Bagus yaaa! Nah, foto-foto di atas adalah keadaan di area berpasir dari matahari belum muncul, sedang muncul, sampai matahari sudah naik untuk menyinari sekitaran Gunung Semeru haha. Sedikit review, saya memotret semua objek dari awal ke TNBTS sampai pulang lagi memakai Mirrorless Olympus PEN Mini E-PM2. Hasilnya, puas banget! Dari sini, bakat memotret saya kembali keluar karena sebelumnya sempat off dalam hal jepret-menjepret hehe.
Pagi hari sekitar jam setengah 7 (tujuh), saya pun kembali beristirahat untuk membuka beberapa permen dan tolak angin untuk jaga-jaga supaya tidak masuk angin, karena sungguh, suhunya dingin sekali. Bahkan untuk membuka sarung tangan saat ingin memotret saja, tangan ini kedinginan. Saya mencari tempat duduk dengan batu besar sebagai senderan saya. Saat beristirahat, saya melihat Sur dan Rio melangkah dengan sekuat tenaga mereka (haha LEBAYYYY!). Dengan sedikit kode keberadaan saya, mereka pun melihat saya duduk di atas sini. Saya menunggu mereka di batu ini hingga mereka tiba.
Ketika mereka sampai di sini bersama saya, mereka istirahat sebentar tanpa duduk, hanya menghirup udara dan kembali melanjutkan perjalanan. Saya masih berleha-leha menikmati pemandangan Gunung Semeru serta keadaan TNBTS dan kaldera Tengger dari atas sini. Ada Gunung Batok dan Gunung Bromo yang mengeluarkan abu vulkanik tipisnya di ujung sana. Oke, akhirnya saya memutuskan untuk mendaki kembali dan kali ini posisi saya paling belakang karena tiga teman saya sudah berjalan lebih dulu.

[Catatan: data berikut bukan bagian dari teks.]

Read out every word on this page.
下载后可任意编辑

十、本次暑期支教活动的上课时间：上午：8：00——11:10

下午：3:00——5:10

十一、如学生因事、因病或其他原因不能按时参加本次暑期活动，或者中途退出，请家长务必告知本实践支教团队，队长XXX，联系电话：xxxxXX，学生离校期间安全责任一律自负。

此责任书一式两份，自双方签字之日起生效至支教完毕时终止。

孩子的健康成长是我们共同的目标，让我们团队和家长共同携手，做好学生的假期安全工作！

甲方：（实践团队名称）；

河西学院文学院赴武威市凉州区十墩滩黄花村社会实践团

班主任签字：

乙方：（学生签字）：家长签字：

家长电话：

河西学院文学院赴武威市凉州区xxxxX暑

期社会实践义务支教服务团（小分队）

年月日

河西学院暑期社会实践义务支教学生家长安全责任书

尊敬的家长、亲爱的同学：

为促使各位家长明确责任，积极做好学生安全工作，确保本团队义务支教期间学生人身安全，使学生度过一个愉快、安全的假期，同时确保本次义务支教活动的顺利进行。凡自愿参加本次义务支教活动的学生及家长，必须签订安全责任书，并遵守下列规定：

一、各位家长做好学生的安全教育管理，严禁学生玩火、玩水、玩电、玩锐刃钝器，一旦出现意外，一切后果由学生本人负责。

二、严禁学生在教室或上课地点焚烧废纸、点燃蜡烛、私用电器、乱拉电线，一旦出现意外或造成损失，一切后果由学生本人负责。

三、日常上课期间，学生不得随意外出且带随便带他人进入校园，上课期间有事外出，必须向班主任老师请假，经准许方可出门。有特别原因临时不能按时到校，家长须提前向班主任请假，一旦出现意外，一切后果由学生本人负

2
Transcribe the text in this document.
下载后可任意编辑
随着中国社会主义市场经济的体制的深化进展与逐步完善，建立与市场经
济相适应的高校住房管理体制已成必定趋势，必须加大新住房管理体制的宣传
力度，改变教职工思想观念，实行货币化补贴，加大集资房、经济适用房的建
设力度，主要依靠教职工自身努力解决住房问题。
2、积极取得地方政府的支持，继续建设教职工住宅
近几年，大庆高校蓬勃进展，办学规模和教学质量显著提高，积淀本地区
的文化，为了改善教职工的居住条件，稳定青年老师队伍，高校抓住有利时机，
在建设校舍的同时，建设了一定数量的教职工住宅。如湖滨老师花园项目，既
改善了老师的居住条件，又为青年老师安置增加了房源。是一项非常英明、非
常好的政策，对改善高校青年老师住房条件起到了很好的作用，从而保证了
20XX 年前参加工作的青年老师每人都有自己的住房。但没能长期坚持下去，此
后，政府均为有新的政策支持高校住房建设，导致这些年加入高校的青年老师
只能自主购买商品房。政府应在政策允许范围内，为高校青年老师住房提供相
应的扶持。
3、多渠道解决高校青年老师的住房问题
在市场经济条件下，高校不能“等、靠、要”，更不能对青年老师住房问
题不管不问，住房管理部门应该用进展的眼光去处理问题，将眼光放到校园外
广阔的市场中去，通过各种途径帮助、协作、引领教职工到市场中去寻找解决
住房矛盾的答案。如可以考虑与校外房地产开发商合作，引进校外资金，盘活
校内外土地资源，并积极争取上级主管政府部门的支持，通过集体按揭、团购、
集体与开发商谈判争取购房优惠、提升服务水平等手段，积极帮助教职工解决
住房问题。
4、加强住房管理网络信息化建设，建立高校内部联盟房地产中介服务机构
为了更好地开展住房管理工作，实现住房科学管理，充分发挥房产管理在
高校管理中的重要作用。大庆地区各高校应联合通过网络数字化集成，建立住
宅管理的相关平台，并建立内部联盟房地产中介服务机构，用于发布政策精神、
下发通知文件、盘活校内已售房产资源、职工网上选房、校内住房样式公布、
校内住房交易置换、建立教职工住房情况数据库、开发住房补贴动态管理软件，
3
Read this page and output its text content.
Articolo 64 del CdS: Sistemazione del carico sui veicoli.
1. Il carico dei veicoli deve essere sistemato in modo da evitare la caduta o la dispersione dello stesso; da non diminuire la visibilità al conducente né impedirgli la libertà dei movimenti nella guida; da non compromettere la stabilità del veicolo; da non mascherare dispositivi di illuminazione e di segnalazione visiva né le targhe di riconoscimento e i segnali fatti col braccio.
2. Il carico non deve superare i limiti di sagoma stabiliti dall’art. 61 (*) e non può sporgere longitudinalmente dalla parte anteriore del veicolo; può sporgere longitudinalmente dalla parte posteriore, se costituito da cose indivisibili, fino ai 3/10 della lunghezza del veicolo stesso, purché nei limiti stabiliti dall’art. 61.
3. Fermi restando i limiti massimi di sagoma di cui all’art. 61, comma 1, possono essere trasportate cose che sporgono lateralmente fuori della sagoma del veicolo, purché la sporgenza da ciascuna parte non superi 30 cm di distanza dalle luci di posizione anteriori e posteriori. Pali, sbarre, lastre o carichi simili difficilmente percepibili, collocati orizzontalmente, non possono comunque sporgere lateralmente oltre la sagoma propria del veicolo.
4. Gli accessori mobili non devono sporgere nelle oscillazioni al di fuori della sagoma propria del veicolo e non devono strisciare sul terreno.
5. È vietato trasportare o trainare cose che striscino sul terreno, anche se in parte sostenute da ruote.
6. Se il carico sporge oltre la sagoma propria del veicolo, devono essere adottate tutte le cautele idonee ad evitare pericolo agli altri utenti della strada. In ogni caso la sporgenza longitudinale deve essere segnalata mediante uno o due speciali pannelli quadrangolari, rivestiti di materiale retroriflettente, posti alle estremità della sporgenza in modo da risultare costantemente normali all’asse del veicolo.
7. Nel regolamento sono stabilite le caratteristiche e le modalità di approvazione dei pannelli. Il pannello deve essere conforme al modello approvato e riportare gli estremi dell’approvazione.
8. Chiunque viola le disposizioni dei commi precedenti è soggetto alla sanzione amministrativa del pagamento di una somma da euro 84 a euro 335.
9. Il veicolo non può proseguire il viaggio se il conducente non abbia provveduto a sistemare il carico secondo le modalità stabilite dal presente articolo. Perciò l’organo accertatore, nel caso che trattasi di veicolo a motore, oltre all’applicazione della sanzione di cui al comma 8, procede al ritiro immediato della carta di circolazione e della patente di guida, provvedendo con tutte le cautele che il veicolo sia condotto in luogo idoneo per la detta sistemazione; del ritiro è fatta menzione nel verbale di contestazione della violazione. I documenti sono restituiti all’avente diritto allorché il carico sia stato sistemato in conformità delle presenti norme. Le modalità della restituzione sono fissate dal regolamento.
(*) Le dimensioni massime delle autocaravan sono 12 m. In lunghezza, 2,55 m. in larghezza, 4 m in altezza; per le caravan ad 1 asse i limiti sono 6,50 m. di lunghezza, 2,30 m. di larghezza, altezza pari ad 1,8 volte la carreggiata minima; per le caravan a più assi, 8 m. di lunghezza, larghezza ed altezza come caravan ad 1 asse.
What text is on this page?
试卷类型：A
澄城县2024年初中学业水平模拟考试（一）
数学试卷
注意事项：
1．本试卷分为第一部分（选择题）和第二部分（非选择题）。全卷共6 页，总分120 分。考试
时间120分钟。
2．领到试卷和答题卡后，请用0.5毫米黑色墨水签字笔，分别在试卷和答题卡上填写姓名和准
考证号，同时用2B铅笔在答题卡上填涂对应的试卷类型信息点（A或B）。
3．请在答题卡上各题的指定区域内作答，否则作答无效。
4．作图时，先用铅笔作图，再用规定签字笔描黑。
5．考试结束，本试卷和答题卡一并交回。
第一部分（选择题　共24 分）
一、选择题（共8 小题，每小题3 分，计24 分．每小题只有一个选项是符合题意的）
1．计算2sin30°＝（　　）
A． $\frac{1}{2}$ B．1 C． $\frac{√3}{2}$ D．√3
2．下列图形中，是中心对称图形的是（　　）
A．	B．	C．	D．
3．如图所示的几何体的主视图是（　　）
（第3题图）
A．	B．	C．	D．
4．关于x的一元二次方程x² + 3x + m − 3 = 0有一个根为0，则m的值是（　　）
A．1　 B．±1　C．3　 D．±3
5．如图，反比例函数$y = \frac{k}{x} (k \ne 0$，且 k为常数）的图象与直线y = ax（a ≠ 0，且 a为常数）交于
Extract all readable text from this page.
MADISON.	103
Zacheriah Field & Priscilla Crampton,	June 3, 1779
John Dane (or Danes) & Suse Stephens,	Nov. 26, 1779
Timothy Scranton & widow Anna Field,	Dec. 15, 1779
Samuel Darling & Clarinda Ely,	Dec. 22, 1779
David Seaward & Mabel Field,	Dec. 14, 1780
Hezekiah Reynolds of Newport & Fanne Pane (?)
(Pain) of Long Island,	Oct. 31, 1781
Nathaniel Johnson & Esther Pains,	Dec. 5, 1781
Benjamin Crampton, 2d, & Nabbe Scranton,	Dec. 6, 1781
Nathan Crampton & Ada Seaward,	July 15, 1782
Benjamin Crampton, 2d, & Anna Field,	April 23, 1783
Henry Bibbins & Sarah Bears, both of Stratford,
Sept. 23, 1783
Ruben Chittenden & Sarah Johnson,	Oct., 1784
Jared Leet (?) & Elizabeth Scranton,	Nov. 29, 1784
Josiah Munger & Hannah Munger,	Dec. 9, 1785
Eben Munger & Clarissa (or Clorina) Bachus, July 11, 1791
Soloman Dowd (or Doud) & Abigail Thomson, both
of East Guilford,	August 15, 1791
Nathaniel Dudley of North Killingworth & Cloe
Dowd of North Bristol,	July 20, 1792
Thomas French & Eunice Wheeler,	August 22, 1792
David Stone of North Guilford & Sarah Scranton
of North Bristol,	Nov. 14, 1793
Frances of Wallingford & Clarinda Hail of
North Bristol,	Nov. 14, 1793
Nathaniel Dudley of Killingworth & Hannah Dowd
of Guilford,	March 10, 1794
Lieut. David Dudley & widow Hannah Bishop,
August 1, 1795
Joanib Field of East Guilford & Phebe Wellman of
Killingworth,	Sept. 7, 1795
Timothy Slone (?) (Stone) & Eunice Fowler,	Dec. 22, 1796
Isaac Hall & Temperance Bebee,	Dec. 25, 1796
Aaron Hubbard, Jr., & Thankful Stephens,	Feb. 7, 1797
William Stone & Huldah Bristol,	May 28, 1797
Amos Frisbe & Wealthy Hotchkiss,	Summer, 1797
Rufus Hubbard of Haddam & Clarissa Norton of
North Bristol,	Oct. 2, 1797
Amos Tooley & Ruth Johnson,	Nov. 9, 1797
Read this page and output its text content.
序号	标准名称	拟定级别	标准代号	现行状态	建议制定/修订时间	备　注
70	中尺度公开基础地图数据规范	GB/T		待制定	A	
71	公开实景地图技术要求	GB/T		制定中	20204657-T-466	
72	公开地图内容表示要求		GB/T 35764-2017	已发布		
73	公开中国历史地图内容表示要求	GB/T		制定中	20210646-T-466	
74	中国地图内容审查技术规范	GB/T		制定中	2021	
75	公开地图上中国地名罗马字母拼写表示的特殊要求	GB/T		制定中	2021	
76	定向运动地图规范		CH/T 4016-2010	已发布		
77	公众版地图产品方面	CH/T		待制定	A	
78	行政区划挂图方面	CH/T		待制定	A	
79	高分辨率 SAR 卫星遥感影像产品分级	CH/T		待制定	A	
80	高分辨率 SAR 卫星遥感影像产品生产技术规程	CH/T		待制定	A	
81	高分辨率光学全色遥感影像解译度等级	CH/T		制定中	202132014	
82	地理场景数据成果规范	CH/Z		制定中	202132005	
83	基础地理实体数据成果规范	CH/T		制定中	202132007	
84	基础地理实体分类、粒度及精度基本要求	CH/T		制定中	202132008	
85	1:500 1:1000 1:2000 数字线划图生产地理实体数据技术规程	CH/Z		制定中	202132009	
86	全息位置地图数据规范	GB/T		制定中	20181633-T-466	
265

Waktu sudah menunjukkan lebih dari jam 8 (delapan) pagi, dan saya belum juga tiba di Mahameru. Sebenarnya, jaraknya sungguh tinggal sedikiiiiiiiiit lagi. Beneran tinggal dikit lagi untuk memijaki Mahameru. Sebelum sampai di Mahameru, dari bawah sini terlihat 2 (dua) buah BATU YANG AMAAAATTT BESARRR sebagai jalur masuk (ibaratnya seperti gapura) ke Mahameru. Saya haruslah melewati batu besar itu. Batu itu sebenarnya gak jauh dari saya. Namun, karena saya sudah bosan kok tidak sampai-sampai, saya memutuskan untuk sedikit bersantai kembali, toh di bawah saya masih banyak pendaki.
Ayooo, Gunakan Trekking Poles, Guys!
Saya sempat terharu, lho saat memandang 2 (dua) buah batu tersebut! Sempat nangis/menitikkan air mata karena tidak nyangka aja kalau saya akhirnya bisa melakukan pendakian dan memijaki area berpasir ini yang kata orang susahnya setengah mati. Iya memang, jauh lebih susah daripada melangkah normal. Tapi, kalau dibilang setengah mati, rasanya terlalu hyperbola yaa alias berlebihan. Bukannya saya gegabah! Tetapi, 2 (dua) buah trekking poles ini sungguh membantu saya memudahkan langkah saya. Gimana tidak, untuk melangkah saja, nafas saya terengap-engap dikarenakan oksigen kian menipis dan suhu semakin dingin. Jadi, buat teman-teman, lebih baik menggunakan tongkat daripada harus merangkak-rangkak memegang batu/pasir sebagai pegangan kalian. Itu malah justru beresiko tinggi, jikalau pasir/batunya jatuh.
* * *
SUMMIT ATTACK di MAHAMERU!
Dua buah batu besar tadi akhirnya berhasil saya lewati, dan kali ini saya harus berjalan beberapa langkah untuk sampai ke puncak Mahameru. Daaaaannnn.... Yes! I eventually arrived at the top of Mt. Semeru, yeaaaayy! Saat saya tiba, tahukah siapa yang menyambut saya dengan gembira? Iya, yang menyambut saya yang gembira, saya malah terharu karena semuanya sudah campur aduk. Yap, mereka adalah para pendaki yang saya jumpai dan sempat mengobrol ringan di jalur berpasir di bawah sana. Mereka mengucapkan selamat dan bertepuk tangandengan wajah ikut senang. "Ayooo Mbak sedikit lagi, ayooo! Yeeeeaayy, selamat yaa Mbak, akhirnya sudah di puncak!" .... "Selamat Mbak, akhirnya sampai yaa!" ... dan ucapan-ucapan selamat lainnya. Kemudian disusul dengan ajakan beristirahat, "Duduk dulu Mbak, istirahat! Minum dulu Mbak ini (sambil memberikan sebuah botol minum)!". Sesaat setelah kaki pertama saya menapaki puncak Mahameru, saya memilih untuk beristirahat bersama mereka terlebih dahulu sembari mengobrol dengan obrolan-obrolan ringan ala pendaki. Yappp, seperti asal dari mana, sudah berapa kali ke Semeru, sudah naik gunung mana saja, kuliah/SMA/kerja, dan sebagainya.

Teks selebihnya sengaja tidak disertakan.